Scenario 1: Collaboration between central banks and private crypto providers

One potential scenario I can visualise is that Bitcoin or other cryptocurrencies can come out with mining technology which is environment friendly.

This would open the doors for private crypto providers to join hands with central banks to roll out CBDCs. Since certain central banks might require the technology support and technical platforms to launch CBDCs,  such assistance could be best provided by private crypto providers which have the relevant expertise.

Scenario 2: Cryptocurrencies could be marginalised by the rise of CBDCs

Another potential scenario is that there remain only a few jurisdictions in the world where private cryptocurrencies are allowed to be traded. The reason for this would be due the push back by various central banks across countries. Due to this, cryptocurrencies may not be able to trade in such jurisdictions.

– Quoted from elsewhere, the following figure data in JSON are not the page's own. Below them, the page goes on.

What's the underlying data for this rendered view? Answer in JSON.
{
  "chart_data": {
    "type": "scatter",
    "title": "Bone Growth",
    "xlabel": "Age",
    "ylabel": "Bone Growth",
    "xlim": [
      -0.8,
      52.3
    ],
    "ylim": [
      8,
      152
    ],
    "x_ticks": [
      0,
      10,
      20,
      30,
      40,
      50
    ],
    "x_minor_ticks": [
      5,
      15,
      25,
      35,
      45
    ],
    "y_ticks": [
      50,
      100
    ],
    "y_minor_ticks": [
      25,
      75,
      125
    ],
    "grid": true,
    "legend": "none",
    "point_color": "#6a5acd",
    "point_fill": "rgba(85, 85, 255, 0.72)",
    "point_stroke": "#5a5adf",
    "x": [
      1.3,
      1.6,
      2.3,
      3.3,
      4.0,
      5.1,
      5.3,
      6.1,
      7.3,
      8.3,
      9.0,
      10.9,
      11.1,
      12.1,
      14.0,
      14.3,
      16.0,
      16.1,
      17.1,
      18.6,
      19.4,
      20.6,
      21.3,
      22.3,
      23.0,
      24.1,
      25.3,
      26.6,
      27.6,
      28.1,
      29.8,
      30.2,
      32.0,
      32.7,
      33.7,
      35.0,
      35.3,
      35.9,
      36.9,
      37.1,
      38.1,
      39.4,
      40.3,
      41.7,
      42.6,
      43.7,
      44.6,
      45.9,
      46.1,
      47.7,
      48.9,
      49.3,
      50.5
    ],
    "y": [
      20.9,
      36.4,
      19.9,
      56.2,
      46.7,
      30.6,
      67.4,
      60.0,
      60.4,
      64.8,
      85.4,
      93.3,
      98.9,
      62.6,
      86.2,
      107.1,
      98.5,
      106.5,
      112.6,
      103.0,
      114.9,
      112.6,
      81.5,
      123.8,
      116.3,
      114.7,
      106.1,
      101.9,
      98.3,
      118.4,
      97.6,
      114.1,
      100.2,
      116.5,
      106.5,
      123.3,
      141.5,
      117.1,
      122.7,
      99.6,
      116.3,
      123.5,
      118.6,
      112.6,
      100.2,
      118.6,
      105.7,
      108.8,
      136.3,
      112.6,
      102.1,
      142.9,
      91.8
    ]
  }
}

With big central banks barring investors from on-shore trading, they will be forced to move to off-shore jurisdictions where cryptocurrencies can be legally traded. However, if this happens, then private cryptocurrencies will be just an alternative asset and not a mode of payment.

How to navigate the world of digital money

For the way forward, I believe investor/traders should exercise extreme caution in dealing with Bitcoin, as it is a very volatile and risky asset. Once cryptocurrency/digital currency is issued by central banks, then it will be a much safer asset to invest in and use as a mode of payment.

Keeping this in in mind, I am very happy that the Bank of Mauritius is working on a CBDC, which can be expected to be a great source of support for the Mauritian economy, especially in a post-pandemic context where digital payments are becoming the new normal.